En la escala de nuestra experiencia diaria, el chiste encuentra algo de mérito, si optamos por practicar el ejercicio inútil de reducir “el presente” a su mínima expresión – algo que no solemos hacer, contentos con entender el momento actual de una manera más general e inclusiva. Sin embargo, si sometemos este concepto al análisis científico, es muy posible que terminemos dando la razón a Laplace cuando escribió en 1814 que “Podemos considerar el estado “presente” del universo como el efecto del pasado, y la causa del futuro”. Una definición que transita con el tiempo mismo, sin perder su significado. Pero no fallemos en notar – queridos lectores – las implicaciones más profundas de la frase. Un demonio se oculta en esas líneas.

En el mismo ensayo, Laplace lo expone claramente, afirmando que un intelecto que conozca en un cierto momento todas las fuerzas de la naturaleza, y la posición de todos los elementos de los que la naturaleza se compone, y pudiera analizar cada interacción, podría eliminar totalmente la incertidumbre, deduciendo todo el pasado y el futuro del universo a partir de su estado presente. No habría secretos en el tiempo para el llamado “Demonio de Laplace”, pues armado con el conocimiento de las leyes de la física y la posición de cada átomo, podría inferir todo lo que ha sucedido o alguna vez sucederá.

Por supuesto, se ha calculado la imposibilidad física de esa entidad (se requeriría más energía de la que hay en todo el universo para procesar tanto conocimiento), pero teóricamente era concebible dentro del marco Newtoniano que manejaba Laplace, donde el “estado presente” era único y observable, en una cadena coherente de eventos sucesivos. Tal visión de nuestro mundo no sobreviviría el cambio de siglo, debido al descubrimiento de la arquitectura fundamental de la realidad: la mecánica cuántica.
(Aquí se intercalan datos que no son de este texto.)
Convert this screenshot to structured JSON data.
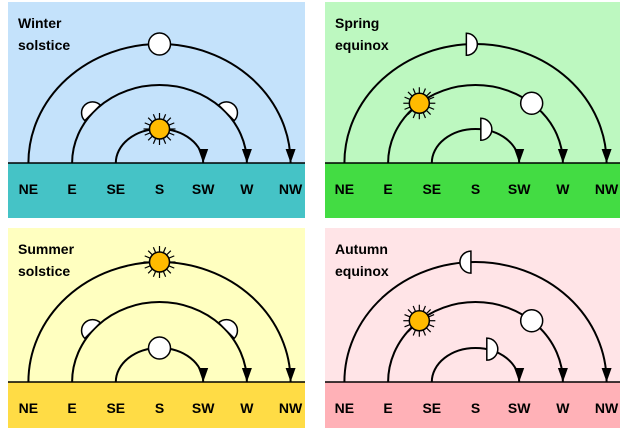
{
  "directions": [
    "NE",
    "E",
    "SE",
    "S",
    "SW",
    "W",
    "NW"
  ],
  "panels": [
    {
      "title_lines": [
        "Winter",
        "solstice"
      ]
    },
    {
      "title_lines": [
        "Spring",
        "equinox"
      ]
    },
    {
      "title_lines": [
        "Summer",
        "solstice"
      ]
    },
    {
      "title_lines": [
        "Autumn",
        "equinox"
      ]
    }
  ]
}
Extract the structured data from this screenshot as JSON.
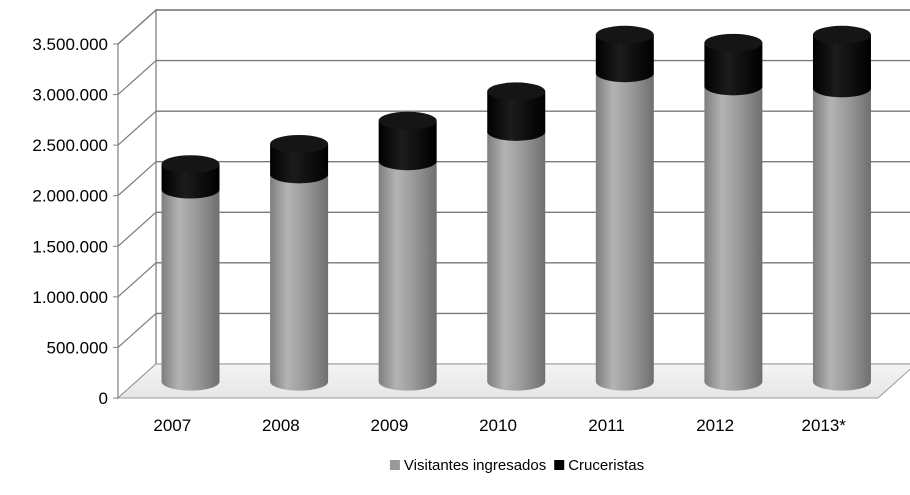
{
  "chart_data": {
    "type": "bar",
    "stacked": true,
    "three_d": true,
    "title": "",
    "xlabel": "",
    "ylabel": "",
    "categories": [
      "2007",
      "2008",
      "2009",
      "2010",
      "2011",
      "2012",
      "2013*"
    ],
    "y_ticks": [
      "0",
      "500.000",
      "1.000.000",
      "1.500.000",
      "2.000.000",
      "2.500.000",
      "3.000.000",
      "3.500.000"
    ],
    "ylim": [
      0,
      3500000
    ],
    "grid": true,
    "legend_position": "bottom-center",
    "series": [
      {
        "name": "Visitantes ingresados",
        "color": "#999999",
        "values": [
          1900000,
          2050000,
          2180000,
          2470000,
          3050000,
          2920000,
          2900000
        ]
      },
      {
        "name": "Cruceristas",
        "color": "#000000",
        "values": [
          250000,
          300000,
          400000,
          400000,
          380000,
          430000,
          530000
        ]
      }
    ]
  }
}
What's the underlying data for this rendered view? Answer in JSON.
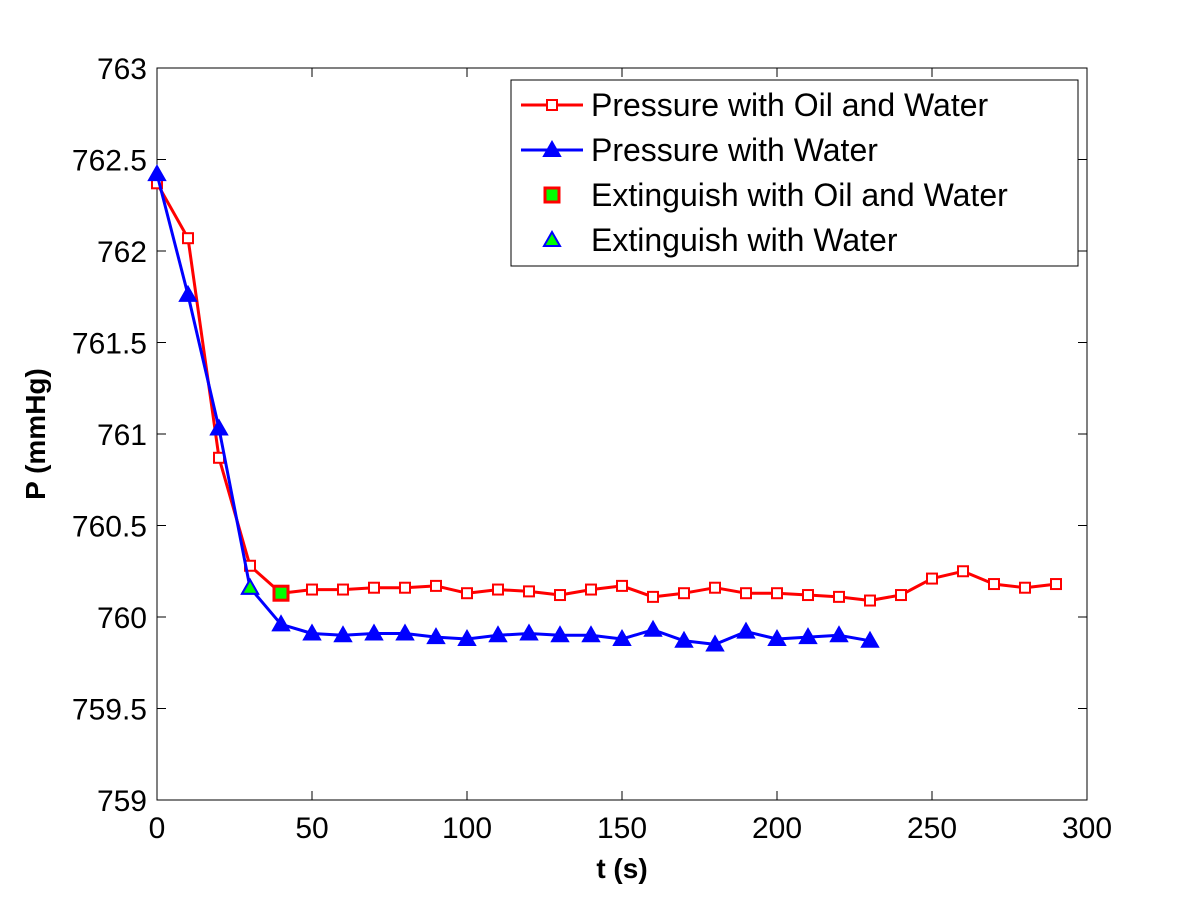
{
  "chart_data": {
    "type": "line",
    "title": "",
    "xlabel": "t (s)",
    "ylabel": "P (mmHg)",
    "xlim": [
      0,
      300
    ],
    "ylim": [
      759,
      763
    ],
    "xticks": [
      0,
      50,
      100,
      150,
      200,
      250,
      300
    ],
    "yticks": [
      759,
      759.5,
      760,
      760.5,
      761,
      761.5,
      762,
      762.5,
      763
    ],
    "xtick_labels": [
      "0",
      "50",
      "100",
      "150",
      "200",
      "250",
      "300"
    ],
    "ytick_labels": [
      "759",
      "759.5",
      "760",
      "760.5",
      "761",
      "761.5",
      "762",
      "762.5",
      "763"
    ],
    "grid": false,
    "legend_position": "top-right",
    "series": [
      {
        "name": "Pressure with Oil and Water",
        "color": "#ff0000",
        "marker": "square-open",
        "x": [
          0,
          10,
          20,
          30,
          40,
          50,
          60,
          70,
          80,
          90,
          100,
          110,
          120,
          130,
          140,
          150,
          160,
          170,
          180,
          190,
          200,
          210,
          220,
          230,
          240,
          250,
          260,
          270,
          280,
          290
        ],
        "y": [
          762.37,
          762.07,
          760.87,
          760.28,
          760.13,
          760.15,
          760.15,
          760.16,
          760.16,
          760.17,
          760.13,
          760.15,
          760.14,
          760.12,
          760.15,
          760.17,
          760.11,
          760.13,
          760.16,
          760.13,
          760.13,
          760.12,
          760.11,
          760.09,
          760.12,
          760.21,
          760.25,
          760.18,
          760.16,
          760.18
        ]
      },
      {
        "name": "Pressure with Water",
        "color": "#0000ff",
        "marker": "triangle-filled",
        "x": [
          0,
          10,
          20,
          30,
          40,
          50,
          60,
          70,
          80,
          90,
          100,
          110,
          120,
          130,
          140,
          150,
          160,
          170,
          180,
          190,
          200,
          210,
          220,
          230
        ],
        "y": [
          762.42,
          761.76,
          761.03,
          760.16,
          759.96,
          759.91,
          759.9,
          759.91,
          759.91,
          759.89,
          759.88,
          759.9,
          759.91,
          759.9,
          759.9,
          759.88,
          759.93,
          759.87,
          759.85,
          759.92,
          759.88,
          759.89,
          759.9,
          759.87
        ]
      },
      {
        "name": "Extinguish with Oil and Water",
        "color": "#ff0000",
        "fill": "#00ff00",
        "marker": "square-filled",
        "x": [
          40
        ],
        "y": [
          760.13
        ]
      },
      {
        "name": "Extinguish with Water",
        "color": "#0000ff",
        "fill": "#00ff00",
        "marker": "triangle-filled",
        "x": [
          30
        ],
        "y": [
          760.16
        ]
      }
    ]
  }
}
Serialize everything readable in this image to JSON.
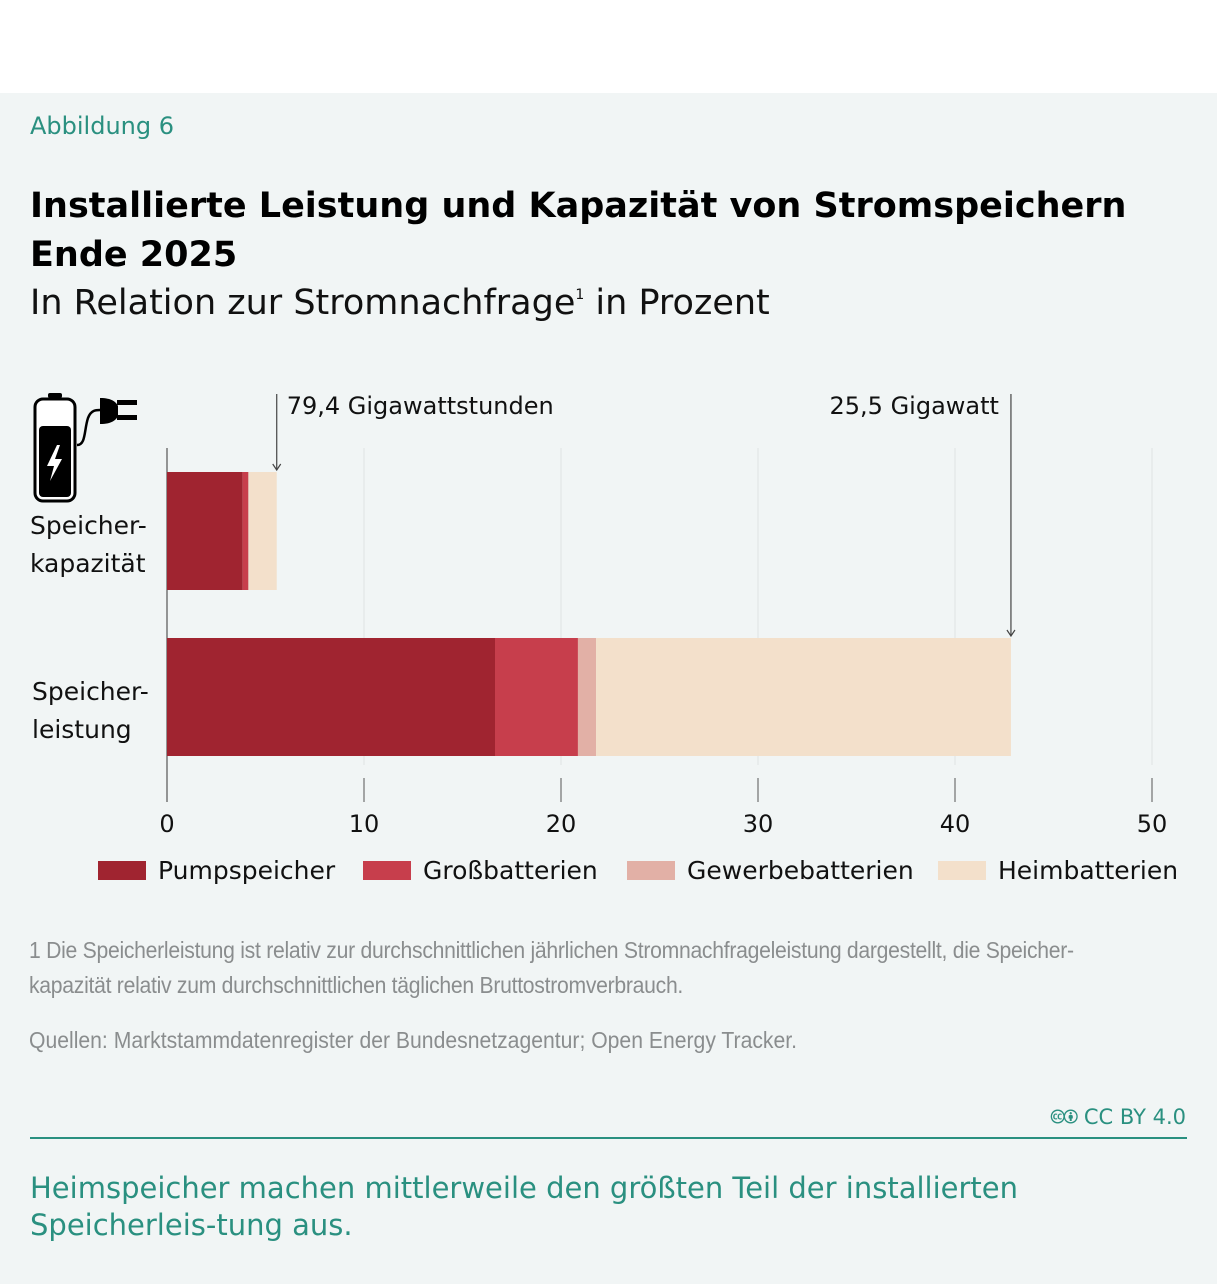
{
  "figure_label": "Abbildung 6",
  "title": "Installierte Leistung und Kapazität von Stromspeichern Ende 2025",
  "subtitle": "In Relation zur Stromnachfrage",
  "subtitle_footnote": "1",
  "subtitle_suffix": " in Prozent",
  "chart_data": {
    "type": "bar",
    "orientation": "horizontal",
    "stacked": true,
    "categories": [
      "Speicher-kapazität",
      "Speicher-leistung"
    ],
    "category_lines": [
      [
        "Speicher-",
        "kapazität"
      ],
      [
        "Speicher-",
        "leistung"
      ]
    ],
    "series": [
      {
        "name": "Pumpspeicher",
        "color": "#a02430",
        "values": [
          3.84,
          16.65
        ]
      },
      {
        "name": "Großbatterien",
        "color": "#c73e4c",
        "values": [
          0.28,
          4.21
        ]
      },
      {
        "name": "Gewerbebatterien",
        "color": "#e2b0a6",
        "values": [
          0.05,
          0.92
        ]
      },
      {
        "name": "Heimbatterien",
        "color": "#f3e0cb",
        "values": [
          1.4,
          21.06
        ]
      }
    ],
    "xlim": [
      0,
      50
    ],
    "xticks": [
      0,
      10,
      20,
      30,
      40,
      50
    ],
    "grid": true,
    "legend": "bottom",
    "annotations": [
      {
        "text": "79,4 Gigawattstunden",
        "category": "Speicher-kapazität",
        "value": 5.57
      },
      {
        "text": "25,5 Gigawatt",
        "category": "Speicher-leistung",
        "value": 42.84
      }
    ],
    "icon": "battery-plug-icon"
  },
  "footnote": "1  Die Speicherleistung ist relativ zur durchschnittlichen jährlichen Stromnachfrageleistung dargestellt, die Speicher-kapazität relativ zum durchschnittlichen täglichen Bruttostromverbrauch.",
  "sources": "Quellen: Marktstammdatenregister der Bundesnetzagentur; Open Energy Tracker.",
  "license": "CC BY 4.0",
  "takeaway": "Heimspeicher machen mittlerweile den größten Teil der installierten Speicherleis-tung aus."
}
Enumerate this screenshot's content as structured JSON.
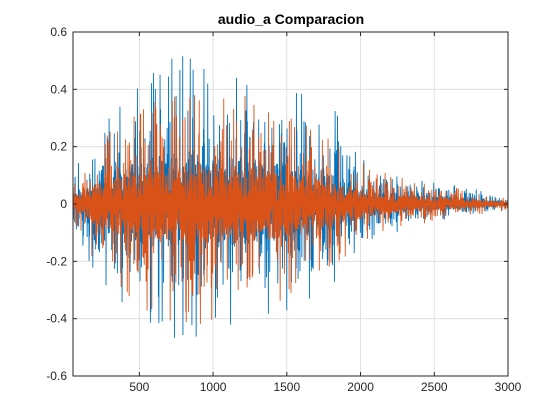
{
  "chart_data": {
    "type": "line",
    "title": "audio_a Comparacion",
    "xlabel": "",
    "ylabel": "",
    "xlim": [
      50,
      3000
    ],
    "ylim": [
      -0.6,
      0.6
    ],
    "grid": true,
    "xticks": [
      500,
      1000,
      1500,
      2000,
      2500,
      3000
    ],
    "xtick_labels": [
      "500",
      "1000",
      "1500",
      "2000",
      "2500",
      "3000"
    ],
    "yticks": [
      -0.6,
      -0.4,
      -0.2,
      0,
      0.2,
      0.4,
      0.6
    ],
    "ytick_labels": [
      "-0.6",
      "-0.4",
      "-0.2",
      "0",
      "0.2",
      "0.4",
      "0.6"
    ],
    "series": [
      {
        "color": "#0072BD",
        "envelope": {
          "x": [
            50,
            150,
            300,
            500,
            700,
            850,
            1000,
            1200,
            1400,
            1600,
            1800,
            1950,
            2100,
            2300,
            2500,
            2700,
            2900,
            3000
          ],
          "max": [
            0.12,
            0.18,
            0.32,
            0.42,
            0.51,
            0.52,
            0.48,
            0.46,
            0.45,
            0.4,
            0.35,
            0.21,
            0.14,
            0.1,
            0.08,
            0.06,
            0.04,
            0.02
          ],
          "min": [
            -0.1,
            -0.2,
            -0.3,
            -0.4,
            -0.48,
            -0.48,
            -0.46,
            -0.42,
            -0.4,
            -0.36,
            -0.3,
            -0.2,
            -0.12,
            -0.09,
            -0.06,
            -0.05,
            -0.03,
            -0.02
          ]
        }
      },
      {
        "color": "#D95319",
        "envelope": {
          "x": [
            50,
            150,
            300,
            500,
            700,
            850,
            1000,
            1200,
            1400,
            1600,
            1800,
            1950,
            2100,
            2300,
            2500,
            2700,
            2900,
            3000
          ],
          "max": [
            0.1,
            0.16,
            0.26,
            0.34,
            0.4,
            0.42,
            0.4,
            0.38,
            0.34,
            0.3,
            0.22,
            0.17,
            0.12,
            0.09,
            0.07,
            0.05,
            0.03,
            0.02
          ],
          "min": [
            -0.08,
            -0.16,
            -0.28,
            -0.36,
            -0.42,
            -0.44,
            -0.42,
            -0.4,
            -0.36,
            -0.3,
            -0.22,
            -0.17,
            -0.11,
            -0.08,
            -0.06,
            -0.04,
            -0.03,
            -0.02
          ]
        }
      }
    ]
  },
  "colors": {
    "axis": "#262626",
    "grid": "#DFDFDF",
    "series_1": "#0072BD",
    "series_2": "#D95319"
  }
}
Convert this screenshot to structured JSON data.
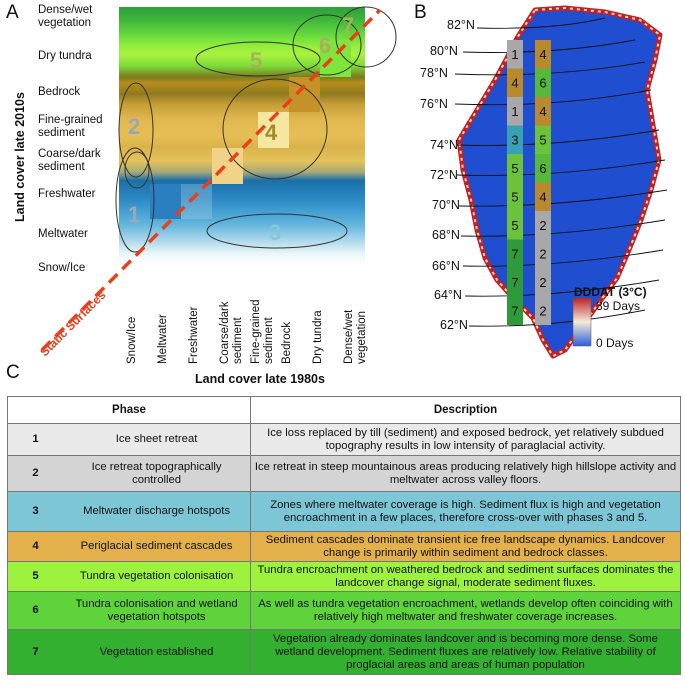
{
  "panel_letters": {
    "a": "A",
    "b": "B",
    "c": "C"
  },
  "matrix": {
    "y_title": "Land cover late 2010s",
    "x_title": "Land cover  late 1980s",
    "static_label": "Static Surfaces",
    "y_labels": [
      "Dense/wet\nvegetation",
      "Dry tundra",
      "Bedrock",
      "Fine-grained\nsediment",
      "Coarse/dark\nsediment",
      "Freshwater",
      "Meltwater",
      "Snow/Ice"
    ],
    "x_labels": [
      "Snow/Ice",
      "Meltwater",
      "Freshwater",
      "Coarse/dark\nsediment",
      "Fine-grained\nsediment",
      "Bedrock",
      "Dry tundra",
      "Dense/wet\nvegetation"
    ],
    "phase_numbers": [
      "1",
      "2",
      "3",
      "4",
      "5",
      "6",
      "7"
    ]
  },
  "map": {
    "latitudes": [
      "82°N",
      "80°N",
      "78°N",
      "76°N",
      "74°N",
      "72°N",
      "70°N",
      "68°N",
      "66°N",
      "64°N",
      "62°N"
    ],
    "strip_left": [
      "1",
      "4",
      "1",
      "3",
      "5",
      "5",
      "5",
      "7",
      "7",
      "7"
    ],
    "strip_right": [
      "4",
      "6",
      "4",
      "5",
      "6",
      "4",
      "2",
      "2",
      "2",
      "2"
    ],
    "legend_title": "DDDAT (3°C)",
    "legend_max": "39 Days",
    "legend_min": "0 Days",
    "colors": {
      "low": "#2b5fd9",
      "high": "#c0202a",
      "mid": "#f3ecd8"
    }
  },
  "table": {
    "header_phase": "Phase",
    "header_desc": "Description",
    "rows": [
      {
        "num": "1",
        "name": "Ice sheet retreat",
        "desc": "Ice loss replaced by till (sediment) and exposed bedrock, yet relatively subdued topography results in low intensity of paraglacial activity.",
        "color": "#e9e9e9"
      },
      {
        "num": "2",
        "name": "Ice retreat topographically controlled",
        "desc": "Ice retreat in steep mountainous areas producing relatively high hillslope activity and meltwater across valley floors.",
        "color": "#d4d4d4"
      },
      {
        "num": "3",
        "name": "Meltwater discharge hotspots",
        "desc": "Zones where meltwater coverage is high. Sediment flux is high and vegetation encroachment in a few places, therefore cross-over with phases 3 and 5.",
        "color": "#7dc6d6"
      },
      {
        "num": "4",
        "name": "Periglacial sediment cascades",
        "desc": "Sediment cascades dominate transient ice free landscape dynamics. Landcover change is primarily within sediment and bedrock classes.",
        "color": "#e3b04c"
      },
      {
        "num": "5",
        "name": "Tundra vegetation colonisation",
        "desc": "Tundra encroachment on weathered bedrock and sediment surfaces dominates the landcover change signal, moderate sediment fluxes.",
        "color": "#9cf23c"
      },
      {
        "num": "6",
        "name": "Tundra colonisation and wetland vegetation hotspots",
        "desc": "As well as tundra vegetation encroachment, wetlands develop often coinciding with relatively high meltwater and freshwater coverage increases.",
        "color": "#5fd43a"
      },
      {
        "num": "7",
        "name": "Vegetation established",
        "desc": "Vegetation already dominates landcover and is becoming more dense. Some wetland development.  Sediment fluxes are relatively low. Relative stability of proglacial areas and areas of human population",
        "color": "#33b02f"
      }
    ]
  }
}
En el mundo cuántico, las cosas nunca están en un sitio único, sino que son descritas por una onda matemática que nos indica todos los sitios en los que el objeto está (simultáneamente), y la probabilidad de observarlo en alguno específico. Finalizando la historia allí, el demonio de Laplace no tendría mayores problemas; simplemente, cada onda fluiría a la siguiente de manera consecutiva y él podría seguir sabiéndolo todo. Pero eso no es lo que observamos. La cosas no están “en todos lados”, sino en uno, cuando las percibimos. Por alguna razón que aún no entendemos, al ser observada la onda “colapsa” hacia un estado único – un “presente”. Tal colapso no es reversible, y vuelve imposible la labor de reconstruir el pasado inmediato con exactitud. Hace del pasado algo intrínsecamente distinto del futuro.

Al menos, eso nos dice la interpretación Copenhagen (la más aceptada) del problema de la observación cuántica, pero esa no es la única que existe. Una posibilidad que ha venido ganando popularidad recientemente es la de que en realidad no haya colapso de la onda por la observación, sino que la onda se adapte para incluir al observador. Así, todo sigue siendo una sola descripción, y el hecho de que observemos un único resultado se explica al afirmar que somos una de infinitas copias, cada quien en presencia de un resultado distinto, igualmente válido.

La pregunta, notaría Carlin, solo se justifica más ante este análisis: ¿qué hora es? – pues depende, ¿en qué universo quieres saber?